Mrs Hunter had not decided how to reply to her poor her Dorothy daughter, when she was led—yes, positively
led,
in a direction she had not foreseen.

‘That day I went with your father to see Mrs—Mrs Hewlett. She was living at—Wilberforce? Yes, there was a river which used to flood, but the Hewletts were on higher ground. Your father was drinking his cocktail, when a bird flew and settled on his shoulder. It was a—a—what was it, Dorothy?'

‘A canary?' The princess had seated herself in a lopsided chair the nurse had drawn up for her.

‘I don't know. I ought to remember. Today I can't. I almost can. Yesterday we had cabbage, and it was nasty: she had put something in it—cumm—coomm?'

‘I don't know, Mummy. Tell me about the bird, though. Was it a songbird?' The daughter had leant forward, neck anxiously stretched, herself an expectant swan; she wanted their reunion to be a success.

‘Oh—you
know—
of course—it was a
love
bird!'

The Princesse de Lascabanes exposed her teeth in a giggle, becoming the schoolgirl who was never long absent from her.

The nurse suggested sotto voce, ‘May I tempt you to a drop of this?' At the same time she was pouring something opaque out of a
glass jug. ‘It's so refreshing. It's your mother's favourite: barley water.'

‘Thank you, Nurse.'

‘You know I don't. You force it on me,' the patient protested.
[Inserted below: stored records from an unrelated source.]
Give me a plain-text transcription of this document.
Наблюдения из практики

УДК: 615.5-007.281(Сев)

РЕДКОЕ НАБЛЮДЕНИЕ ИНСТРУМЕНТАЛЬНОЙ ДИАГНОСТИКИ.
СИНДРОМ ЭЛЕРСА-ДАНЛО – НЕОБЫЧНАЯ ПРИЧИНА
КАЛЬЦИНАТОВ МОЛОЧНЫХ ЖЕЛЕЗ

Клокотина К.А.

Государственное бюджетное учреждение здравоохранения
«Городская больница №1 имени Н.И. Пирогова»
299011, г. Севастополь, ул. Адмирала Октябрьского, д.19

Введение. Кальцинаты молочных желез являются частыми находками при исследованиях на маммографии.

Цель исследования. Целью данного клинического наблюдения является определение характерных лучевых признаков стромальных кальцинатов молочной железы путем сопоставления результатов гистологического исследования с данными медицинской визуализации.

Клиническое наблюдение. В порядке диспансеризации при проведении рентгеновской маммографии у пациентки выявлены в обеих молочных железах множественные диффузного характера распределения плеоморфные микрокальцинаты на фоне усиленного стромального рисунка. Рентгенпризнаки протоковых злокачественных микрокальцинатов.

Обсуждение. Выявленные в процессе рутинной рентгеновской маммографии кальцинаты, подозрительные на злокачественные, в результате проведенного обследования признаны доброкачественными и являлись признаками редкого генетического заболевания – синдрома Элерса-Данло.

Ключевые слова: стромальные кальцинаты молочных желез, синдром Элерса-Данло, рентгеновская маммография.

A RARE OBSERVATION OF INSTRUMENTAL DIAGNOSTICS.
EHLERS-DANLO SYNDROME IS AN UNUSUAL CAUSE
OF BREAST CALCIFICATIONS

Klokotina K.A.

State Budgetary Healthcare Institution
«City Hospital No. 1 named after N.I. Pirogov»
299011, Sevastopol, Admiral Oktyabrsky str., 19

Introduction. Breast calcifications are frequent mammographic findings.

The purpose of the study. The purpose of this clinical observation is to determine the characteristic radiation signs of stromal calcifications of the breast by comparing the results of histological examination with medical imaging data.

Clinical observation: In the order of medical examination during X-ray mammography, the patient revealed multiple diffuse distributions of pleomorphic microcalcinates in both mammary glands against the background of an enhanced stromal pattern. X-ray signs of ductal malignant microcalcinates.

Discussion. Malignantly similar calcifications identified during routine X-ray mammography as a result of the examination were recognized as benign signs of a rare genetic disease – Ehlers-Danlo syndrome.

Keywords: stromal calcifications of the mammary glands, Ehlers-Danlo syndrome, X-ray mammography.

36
‘Thank you. Yes, Sister, I'd adore a glass of barley water. Tell me, Mummy, about Mrs Hewlett's lovebird.'

‘That's what I'm telling. It settled on Alfred's shoulder—climbed down his arm—on to a finger of the hand which was disengaged—and up again. I can see it distinctly.' Mrs Hunter was in fact looking straight ahead, intently, into and through the misted glass. ‘Mrs Hewlett was so afraid for her bird she had a gardener stationed outside the window with a gun.'

‘Really? Whatever for?'

‘You won't let me tell you. She was afraid the bird might fly out the window into the orchard—and that a cat might be waiting in the long grass—to pounce.'

‘Now who would have thought—a gardener with a gun! Can't have done too much gardening, waiting for cats to pounce on the boodgy. Can he, Miss Dorothy—
mad-dam?

Dorothy sipped her barley water. Nobody really expected her to give an opinion, just as they will ask, but don't expect, an opinion from a child. This, and the cool innocent stuff she was drinking, made the princess feel fulfilled rather than bored.

‘All the same it's a most unusual story,' Sister Badgery allowed.